En 2018, le nombre de demandes d’asile déposées en Suisse n’a jamais été aussi bas depuis 2008 avec 15’255 demandes d’asile enregistrées contre 18’088 en 2017 (+16%), 27’207 en 2016 (+43%) et 39’523 en 2015 (+61%).

Secrétariat d’Etat aux Migrations (SEM) 2018

Pourtant les conflits, les persécutions et les violations massives des droit de l’Homme continuent. Les principaux pays de provenance sont l’Érythrée, la Syrie, l’Afghanistan et la Turquie suivis de la Géorgie, du Sri Lanka, de l’Irak et de la Somalie. Ce sont donc les politiques d’obstruction mises en place par les gouvernements européens qui expliquent la diminution des demandes d’asile en Suisse. Cette explication est confirmée par le Secrétariat d’Etat aux migrations (SEM) dans son dernier commentaire statistique.
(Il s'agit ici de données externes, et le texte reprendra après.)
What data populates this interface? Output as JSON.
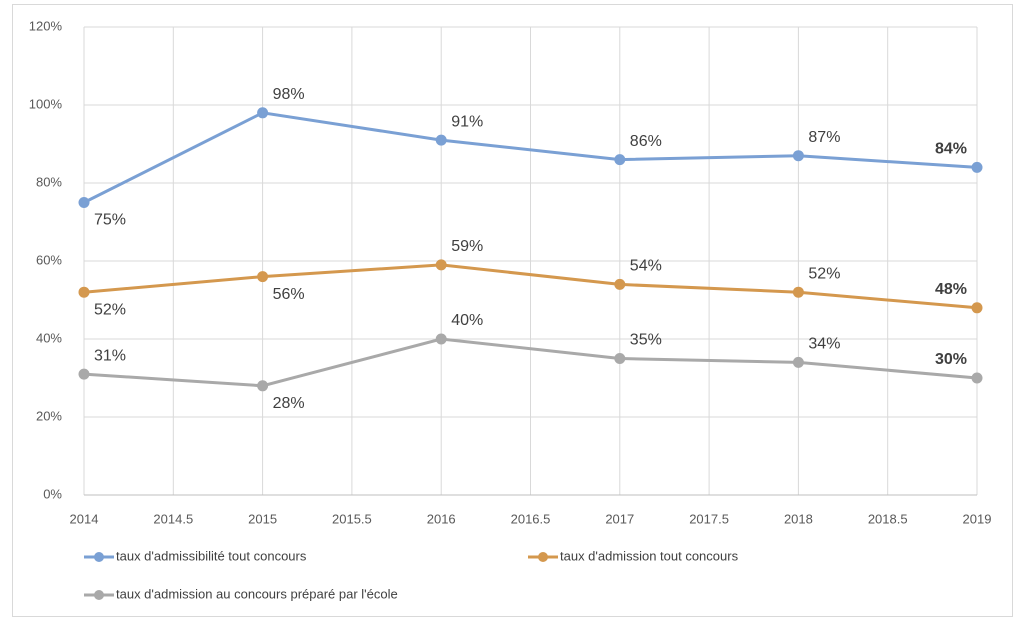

L’installation de murs barbelés sur les frontières (Hongrie, Slovénie, Croatie, Roumanie, Bulgarie), l’empêchement des sauvetages en mer Méditerranée, la criminalisation de l’assistance aux réfugiés, la fermetures des ports, la mise à quai de navires humanitaires, l’utilisation abusive des accords de Dublin, les refoulements vers la Libye et le maintien forcé et prolongé de requérants vulnérables dans les centres “hotspots” surchargés des îles grecques, toutes ces raisons expliquent la baisse des demandes d’asile en Suisse en 2018 (1).